2. Crawler Scheduling
SharePoint's crawlers can
be scheduled to perform full and incremental crawls at different
intervals and for different periods. This is done separately for each
content source, allowing for static content to be isolated from
recurring crawls and dynamic or frequently updated content to be
constantly refreshed. The scheduling configuration is done on the Edit
Content Source page of each content source at the end of the page.
It is recommended that
SharePoint content have a relatively aggressive incremental crawl
schedule while taking into consideration actual update frequency and
possible hardware limitations. Other content sources should have their
respective usage considered before scheduling incremental crawls.
It is wise to schedule a
full crawl on a regular basis to ensure database consistency. However,
this regular schedule will depend largely on the time it takes to
perform a full crawl. Some organizations with large repositories may
choose to avoid full crawls after their initial index is populated.
Figures 2 and 3
show the part of the Edit/Add Content Sources page where a full crawl
or incremental crawl can be scheduled and the Manage Schedules page
(accessed through the "Create schedule" and "Edit schedule" links) with
the options for scheduling those crawls.
2.1. Full vs.

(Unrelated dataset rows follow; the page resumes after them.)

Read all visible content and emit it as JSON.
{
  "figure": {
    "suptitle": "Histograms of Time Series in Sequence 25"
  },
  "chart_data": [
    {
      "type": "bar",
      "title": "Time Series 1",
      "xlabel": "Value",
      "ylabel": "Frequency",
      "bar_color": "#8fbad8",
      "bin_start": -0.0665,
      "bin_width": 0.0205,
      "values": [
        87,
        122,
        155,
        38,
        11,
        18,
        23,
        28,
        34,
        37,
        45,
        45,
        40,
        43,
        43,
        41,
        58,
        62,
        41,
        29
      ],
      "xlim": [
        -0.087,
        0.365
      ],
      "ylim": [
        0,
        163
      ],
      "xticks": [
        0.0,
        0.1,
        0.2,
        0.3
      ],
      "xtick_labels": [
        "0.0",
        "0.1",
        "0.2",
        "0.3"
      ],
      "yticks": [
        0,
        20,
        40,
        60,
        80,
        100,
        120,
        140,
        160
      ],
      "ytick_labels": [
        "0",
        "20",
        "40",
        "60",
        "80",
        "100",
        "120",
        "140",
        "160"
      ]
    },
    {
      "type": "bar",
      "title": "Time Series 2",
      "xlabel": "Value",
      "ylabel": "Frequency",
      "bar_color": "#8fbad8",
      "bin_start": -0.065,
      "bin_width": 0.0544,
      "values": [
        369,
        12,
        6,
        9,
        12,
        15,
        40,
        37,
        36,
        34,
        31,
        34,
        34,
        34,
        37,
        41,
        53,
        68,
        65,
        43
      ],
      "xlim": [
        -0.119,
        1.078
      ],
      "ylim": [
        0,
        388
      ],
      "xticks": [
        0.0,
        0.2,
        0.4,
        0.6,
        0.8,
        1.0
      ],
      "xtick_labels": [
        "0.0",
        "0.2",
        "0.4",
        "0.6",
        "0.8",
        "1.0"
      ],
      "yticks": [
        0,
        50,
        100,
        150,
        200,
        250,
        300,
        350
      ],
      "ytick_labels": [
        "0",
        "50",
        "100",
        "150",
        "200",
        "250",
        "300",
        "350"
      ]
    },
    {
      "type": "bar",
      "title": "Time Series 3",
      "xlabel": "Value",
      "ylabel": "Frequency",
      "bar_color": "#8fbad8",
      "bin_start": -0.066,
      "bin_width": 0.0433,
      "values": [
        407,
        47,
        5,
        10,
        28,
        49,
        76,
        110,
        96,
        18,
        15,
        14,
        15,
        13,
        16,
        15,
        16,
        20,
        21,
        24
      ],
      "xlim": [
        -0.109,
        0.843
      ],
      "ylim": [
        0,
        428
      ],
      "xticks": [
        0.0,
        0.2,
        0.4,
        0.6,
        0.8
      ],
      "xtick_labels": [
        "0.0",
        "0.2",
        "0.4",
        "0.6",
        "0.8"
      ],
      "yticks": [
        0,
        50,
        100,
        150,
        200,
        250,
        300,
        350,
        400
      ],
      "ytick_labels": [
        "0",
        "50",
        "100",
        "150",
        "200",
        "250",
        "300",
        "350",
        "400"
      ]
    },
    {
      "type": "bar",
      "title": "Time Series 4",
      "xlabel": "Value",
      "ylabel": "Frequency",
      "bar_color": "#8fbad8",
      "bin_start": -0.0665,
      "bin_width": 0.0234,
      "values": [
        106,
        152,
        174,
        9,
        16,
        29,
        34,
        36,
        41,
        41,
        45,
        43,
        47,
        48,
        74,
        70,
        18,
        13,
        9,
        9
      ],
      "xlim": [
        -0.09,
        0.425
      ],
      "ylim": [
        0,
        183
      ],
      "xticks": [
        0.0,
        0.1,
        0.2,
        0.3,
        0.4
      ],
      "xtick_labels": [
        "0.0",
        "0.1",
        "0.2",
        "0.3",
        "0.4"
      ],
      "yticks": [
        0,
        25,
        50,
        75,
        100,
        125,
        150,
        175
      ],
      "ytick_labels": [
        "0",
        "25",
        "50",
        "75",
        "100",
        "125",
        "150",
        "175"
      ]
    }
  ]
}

Incremental Crawls
SharePoint 2010 has
two types of crawl mechanisms, full and incremental. Incremental crawls
perform more efficiently and can keep the index up to date in near real
time (Figure 4).
However, at least one full crawl of a content source is always required
and there may be other occasions when a full crawl is required.
During a full crawl, the
crawler queries the content source and requests all the content for the
first time. It then saves that data in the index and crawl database with
date stamps and item IDs. Every time a full crawl is launched, this
process is begun from scratch and old data is abandoned.
A full crawl is required when
A new content source is added—any new content source requires a full crawl initially.

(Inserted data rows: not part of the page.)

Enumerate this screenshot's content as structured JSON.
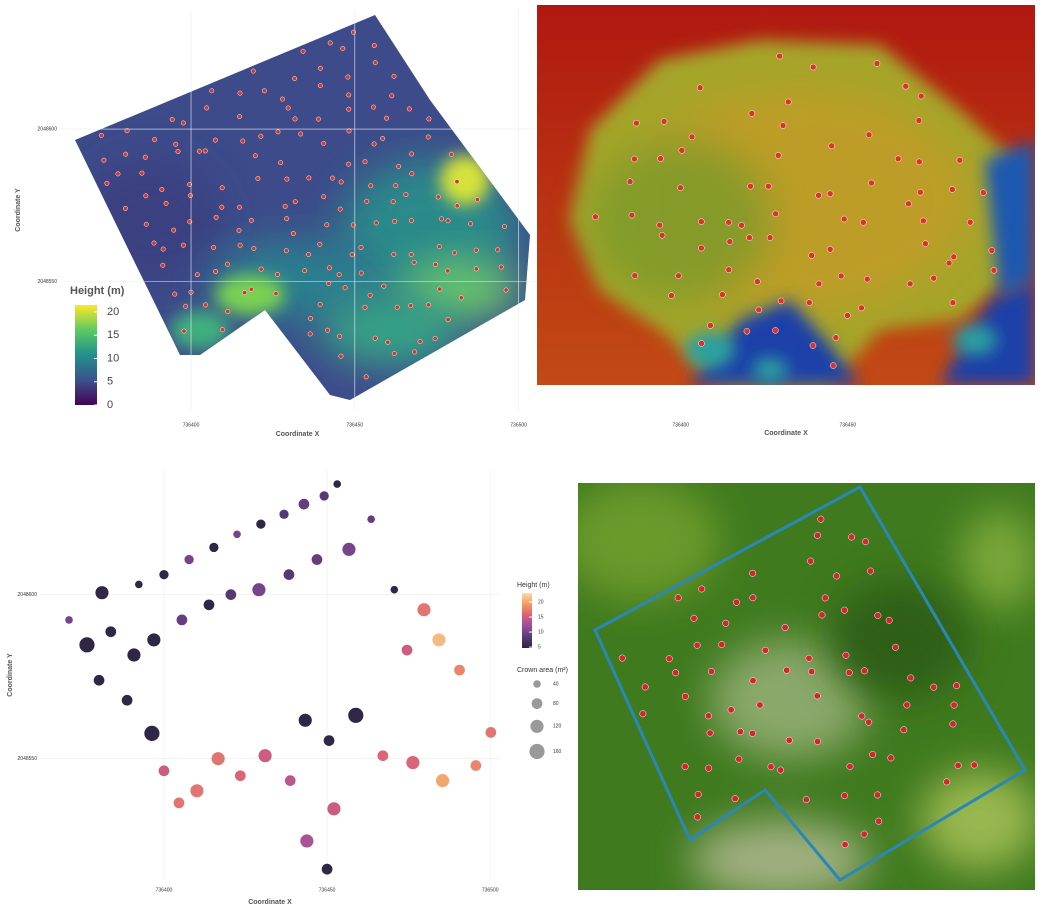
{
  "chart_data": [
    {
      "type": "raster",
      "xlabel": "Coordinate X",
      "ylabel": "Coordinate Y",
      "xlim": [
        736360,
        736505
      ],
      "xticks": [
        736400,
        736450,
        736500
      ],
      "ylim": [
        2048508,
        2048639
      ],
      "yticks": [
        2048550,
        2048600
      ],
      "colorbar": {
        "title": "Height (m)",
        "lim": [
          0,
          21.5
        ],
        "ticks": [
          0,
          5,
          10,
          15,
          20
        ],
        "colors": [
          "#440154",
          "#3b528b",
          "#21908d",
          "#5dc963",
          "#fde725"
        ]
      }
    },
    {
      "type": "image",
      "xlabel": "Coordinate X",
      "xlim": [
        736357,
        736506
      ],
      "xticks": [
        736400,
        736450
      ]
    },
    {
      "type": "scatter",
      "xlabel": "Coordinate X",
      "ylabel": "Coordinate Y",
      "grid": true,
      "xlim": [
        736362,
        736503
      ],
      "xticks": [
        736400,
        736450,
        736500
      ],
      "ylim": [
        2048513,
        2048638
      ],
      "yticks": [
        2048550,
        2048600
      ],
      "x": [
        736453.1,
        736449.1,
        736442.9,
        736436.8,
        736429.7,
        736422.4,
        736415.3,
        736407.7,
        736400.0,
        736392.3,
        736381.0,
        736370.9,
        736376.4,
        736383.7,
        736390.8,
        736396.9,
        736405.5,
        736413.8,
        736420.5,
        736429.1,
        736438.3,
        736446.9,
        736456.7,
        736463.5,
        736470.6,
        736479.7,
        736484.3,
        736474.5,
        736490.6,
        736380.1,
        736388.7,
        736396.3,
        736400.0,
        736410.1,
        736404.6,
        736416.6,
        736423.4,
        736431.0,
        736438.7,
        736443.3,
        736450.6,
        736458.8,
        736467.1,
        736476.3,
        736485.4,
        736495.6,
        736500.2,
        736452.1,
        736443.8,
        736450.0
      ],
      "y": [
        2048633.7,
        2048630.1,
        2048627.6,
        2048624.5,
        2048621.5,
        2048618.4,
        2048614.4,
        2048610.7,
        2048606.1,
        2048603.1,
        2048600.6,
        2048592.3,
        2048584.7,
        2048588.7,
        2048581.6,
        2048586.2,
        2048592.3,
        2048596.9,
        2048600.0,
        2048601.5,
        2048606.1,
        2048610.7,
        2048613.8,
        2048623.0,
        2048601.5,
        2048595.4,
        2048586.2,
        2048583.1,
        2048577.0,
        2048573.9,
        2048567.8,
        2048557.7,
        2048546.3,
        2048540.2,
        2048536.5,
        2048550.0,
        2048544.8,
        2048550.9,
        2048543.3,
        2048561.7,
        2048555.5,
        2048563.2,
        2048550.9,
        2048548.8,
        2048543.3,
        2048547.9,
        2048558.0,
        2048534.7,
        2048524.9,
        2048516.3
      ],
      "color_values": [
        5,
        8,
        9,
        8,
        5,
        10,
        5,
        10,
        5,
        5,
        5,
        10,
        5,
        5,
        5,
        5,
        9,
        5,
        8,
        10,
        8,
        9,
        10,
        9,
        5,
        17,
        21,
        15,
        18,
        5,
        5,
        5,
        15,
        17,
        17,
        17,
        16,
        15,
        14,
        5,
        5,
        5,
        16,
        16,
        20,
        18,
        17,
        15,
        13,
        5
      ],
      "sizes": [
        40,
        60,
        80,
        60,
        60,
        40,
        60,
        60,
        60,
        40,
        120,
        40,
        160,
        80,
        120,
        120,
        80,
        80,
        80,
        120,
        80,
        80,
        120,
        40,
        40,
        120,
        120,
        80,
        80,
        80,
        80,
        160,
        80,
        120,
        80,
        120,
        80,
        120,
        80,
        120,
        80,
        160,
        80,
        120,
        120,
        80,
        80,
        120,
        120,
        80
      ],
      "colorbar": {
        "title": "Height (m)",
        "lim": [
          4.7,
          23
        ],
        "ticks": [
          5,
          10,
          15,
          20
        ],
        "colors": [
          "#2b2540",
          "#5b3a78",
          "#9a4d9e",
          "#d9607a",
          "#f29a62",
          "#f9e0a4"
        ]
      },
      "size_legend": {
        "title": "Crown area (m²)",
        "values": [
          40,
          80,
          120,
          160
        ]
      }
    },
    {
      "type": "photo"
    }
  ]
}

A new file type is added—new file types cannot be picked up on an incremental crawl.
A new managed property is mapped from a crawled property.
Managed property mappings are changed or a new crawled property is added to an existing managed property.

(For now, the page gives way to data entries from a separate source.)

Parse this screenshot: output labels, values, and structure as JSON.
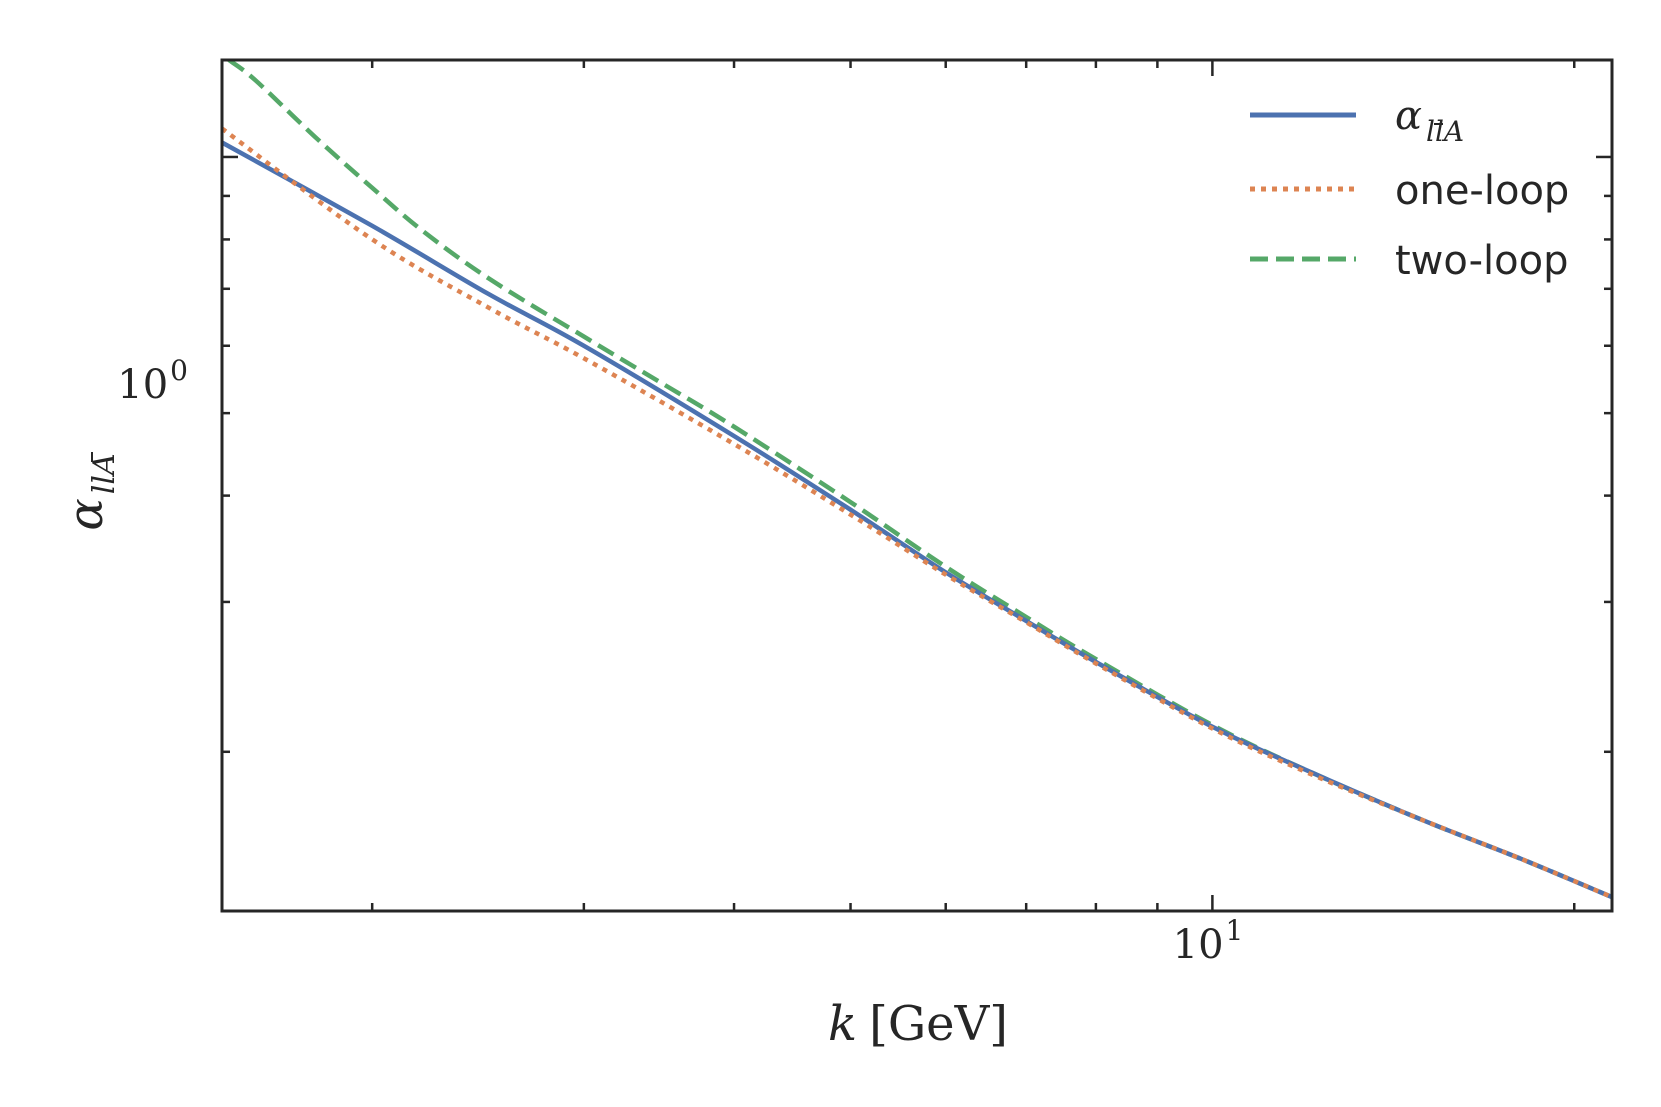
{
  "chart_data": {
    "type": "line",
    "xscale": "log",
    "yscale": "log",
    "xlim": [
      1.5,
      21.5
    ],
    "ylim": [
      0.13,
      1.3
    ],
    "xlabel": {
      "var": "k",
      "unit": "[GeV]"
    },
    "ylabel": {
      "main": "α",
      "sub": "llA",
      "sub_note": "l-bar over second l"
    },
    "x_major_ticks": [
      {
        "value": 10,
        "base": "10",
        "exp": "1"
      }
    ],
    "y_major_ticks": [
      {
        "value": 1,
        "base": "10",
        "exp": "0"
      }
    ],
    "legend_position": "upper right",
    "colors": {
      "alpha": "#4c72b0",
      "one_loop": "#dd8452",
      "two_loop": "#55a868",
      "frame": "#262626"
    },
    "series": [
      {
        "key": "alpha",
        "name": "α_llA",
        "legend_main": "α",
        "legend_sub": "llA",
        "style": "solid",
        "x": [
          1.5,
          2,
          2.5,
          3,
          4,
          5,
          6,
          7,
          8,
          10,
          12,
          15,
          18,
          21.5
        ],
        "y": [
          1.04,
          0.83,
          0.69,
          0.6,
          0.47,
          0.385,
          0.325,
          0.285,
          0.255,
          0.214,
          0.19,
          0.166,
          0.15,
          0.135
        ]
      },
      {
        "key": "one_loop",
        "name": "one-loop",
        "style": "dotted",
        "x": [
          1.5,
          2,
          2.5,
          3,
          4,
          5,
          6,
          7,
          8,
          10,
          12,
          15,
          18,
          21.5
        ],
        "y": [
          1.08,
          0.8,
          0.665,
          0.58,
          0.46,
          0.38,
          0.323,
          0.284,
          0.254,
          0.213,
          0.189,
          0.166,
          0.15,
          0.135
        ]
      },
      {
        "key": "two_loop",
        "name": "two-loop",
        "style": "dashed",
        "x": [
          1.52,
          1.6,
          1.8,
          2.0,
          2.2,
          2.5,
          3,
          3.5,
          4,
          5,
          6,
          7,
          8,
          10,
          12,
          15,
          18,
          21.5
        ],
        "y": [
          1.3,
          1.23,
          1.05,
          0.92,
          0.82,
          0.72,
          0.615,
          0.54,
          0.482,
          0.393,
          0.33,
          0.288,
          0.257,
          0.215,
          0.19,
          0.166,
          0.15,
          0.135
        ]
      }
    ]
  }
}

New crawl rules are added, changed, or removed—crawl rule modification requires a full crawl to take effect.
The index becomes corrupted or performs irregularly—this should almost never happen but should not be ruled out.
During an incremental
crawl, the crawler looks at the crawl database to determine what has
been crawled or not crawled, and then requests updated information from
the source depending on the content source type. In this way, the
crawler can collect only documents that have been added or updated since
the last crawl or remove documents from the index that have been
removed from the content source.
If a situation exists
where an incremental crawl is inappropriate or not possible, SharePoint
will start a full crawl instead. In this way, the search index will not
allow for the crawler to stop crawling on schedule and will not launch a
crawl that will corrupt the index.